Командир уселся в кресло, сделанное наподобие вольтеровских кресел и, изредка посматривая в окно, начал историю, совсем непохожую на те, что случаются в нынешние дни.
— … Перед самыми маневрами нас перевели в глухую уездную трущобу. Трущоба эта казалась нам тем непривлекательней, чем чаще мы вспоминали недавно оставленный уезд со многими радушными усадьбами, где мы привыкли чувствовать себя точно в собственных. За несколько лет стоянки в уезде мы сжились с тамошними помещиками, а они жаловали нас, как родных. Особенно подружились с предводителем дворянства: племянник его, Игнатьев, поступил к нам в полк вольноопределяющимся. Молодой человек этот, лицом похожий на Згорского, отличался необычайным одушевлением, сердечным жаром и каким-то отменным благородством. Дамам он нравился и, как говорили, имел громадный успех…
По переезде на новые места, Игнатьев остался нашим единственным сувениром о житье в К. губернии, и мы носились с ним чрезвычайно. У меня в доме он был принят запросто и постоянно вздыхал у рояля командирши — моей бывшей жены. Офицеры не устраивали ни одной вечеринки, не позвав Игнатьева, — не оттого только, что помнили гостеприимство его дяди, но и оттого, что нрав молодого человека пришелся им по душе.
— В новом местопребывании большинство, в том числе и я, поселилось в грязной еврейской гостинице. От нечего делать по вечерам офицеры слонялись из номера в номер, навещая друг друга. Я находился в угнетенном состоянии: незадолго до того меня неожиданно покинула жена, заявив, что она слишком молода, чтобы коротать жизнь со стариком… Видимой причины к такой развязке не было и жили мы до тех пор всегда в мире и радости.
Однажды, под вечер, вернувшись с прогулки верхом, утомленный тяжелой, неустановившейся после зимы дорогой, я мрачно бродил по коридору.
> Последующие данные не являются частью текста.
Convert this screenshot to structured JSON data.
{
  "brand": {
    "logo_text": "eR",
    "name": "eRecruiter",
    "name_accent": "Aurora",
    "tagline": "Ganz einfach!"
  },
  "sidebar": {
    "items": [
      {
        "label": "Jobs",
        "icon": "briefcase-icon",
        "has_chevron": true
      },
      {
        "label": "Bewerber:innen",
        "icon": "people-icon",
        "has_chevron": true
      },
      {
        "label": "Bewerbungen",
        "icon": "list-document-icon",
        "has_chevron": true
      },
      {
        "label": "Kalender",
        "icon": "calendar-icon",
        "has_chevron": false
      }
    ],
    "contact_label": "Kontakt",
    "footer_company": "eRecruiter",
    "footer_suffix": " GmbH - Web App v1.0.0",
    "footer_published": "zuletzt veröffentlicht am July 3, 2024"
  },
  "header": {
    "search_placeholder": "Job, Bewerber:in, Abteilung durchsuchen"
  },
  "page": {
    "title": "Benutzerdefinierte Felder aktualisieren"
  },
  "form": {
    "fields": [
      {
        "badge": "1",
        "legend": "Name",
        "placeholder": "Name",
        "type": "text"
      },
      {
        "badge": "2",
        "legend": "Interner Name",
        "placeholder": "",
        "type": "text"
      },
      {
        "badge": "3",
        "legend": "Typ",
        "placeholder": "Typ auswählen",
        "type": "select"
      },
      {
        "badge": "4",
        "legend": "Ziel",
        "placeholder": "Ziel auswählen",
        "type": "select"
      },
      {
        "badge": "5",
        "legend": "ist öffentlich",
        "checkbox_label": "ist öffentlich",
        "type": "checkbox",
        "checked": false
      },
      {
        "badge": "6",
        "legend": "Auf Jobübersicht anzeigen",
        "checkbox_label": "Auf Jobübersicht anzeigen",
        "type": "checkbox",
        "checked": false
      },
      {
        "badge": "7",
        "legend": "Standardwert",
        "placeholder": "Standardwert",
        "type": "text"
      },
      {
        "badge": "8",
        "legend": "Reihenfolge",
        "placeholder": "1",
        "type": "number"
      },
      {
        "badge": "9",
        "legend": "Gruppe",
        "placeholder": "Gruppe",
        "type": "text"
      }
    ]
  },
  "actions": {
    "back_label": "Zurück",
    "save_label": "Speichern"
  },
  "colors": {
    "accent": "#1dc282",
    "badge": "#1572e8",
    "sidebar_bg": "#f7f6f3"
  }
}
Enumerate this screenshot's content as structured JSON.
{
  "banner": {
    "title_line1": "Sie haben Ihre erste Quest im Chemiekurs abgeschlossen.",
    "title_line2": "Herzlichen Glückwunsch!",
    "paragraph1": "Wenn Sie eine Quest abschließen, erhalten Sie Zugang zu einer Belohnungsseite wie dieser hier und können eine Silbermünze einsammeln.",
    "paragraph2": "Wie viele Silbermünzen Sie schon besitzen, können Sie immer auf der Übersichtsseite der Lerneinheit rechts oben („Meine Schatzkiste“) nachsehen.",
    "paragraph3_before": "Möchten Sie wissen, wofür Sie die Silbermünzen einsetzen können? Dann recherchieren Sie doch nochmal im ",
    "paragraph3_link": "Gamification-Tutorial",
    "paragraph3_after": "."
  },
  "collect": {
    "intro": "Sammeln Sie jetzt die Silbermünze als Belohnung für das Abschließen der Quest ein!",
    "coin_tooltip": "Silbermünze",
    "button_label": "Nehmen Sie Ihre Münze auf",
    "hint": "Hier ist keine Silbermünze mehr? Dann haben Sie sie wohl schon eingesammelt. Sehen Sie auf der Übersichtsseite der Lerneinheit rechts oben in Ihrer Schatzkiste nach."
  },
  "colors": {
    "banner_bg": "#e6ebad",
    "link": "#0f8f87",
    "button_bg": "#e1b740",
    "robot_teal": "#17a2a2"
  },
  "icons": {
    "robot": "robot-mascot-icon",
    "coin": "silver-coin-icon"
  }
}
Звуки мандолины и неуверенной песни остановили меня у двери корнета М. Я., постучав, вошел и увидел в комнате человек пять-шесть офицеров в расстегнутых мундирах за ломберным столом. Корнет М. держал банк и впопыхах выронил из рук карты. Я успокоил вскочивших с мест офицеров и попросил принять меня к себе в гости. В комнате было невероятно жарко от накаленной железной печки, и я снял сюртук.
Хозяин номера, корнет М., спросил у меня разрешения оставить с нами вольноопределяющегося Игнатьева.
— Разве он здесь? — удивился я.
Сквозь папиросный дым, окутавший комнату, я не заметил его. Бросив задрожавшую всеми струнами мандолину на кровать, Игнатьев вытянулся передо мной. Я не только разрешил ему остаться, но и попросил продолжать петь.
Как-то безрадостно, едва ли не угрюмо, поблагодарил он меня и опять отдалился от нас в угол, на кровать…
Вскоре раздались невеселые напевы…
Меня, помню, поразило настроение Игнатьева — совсем ему несвойственное.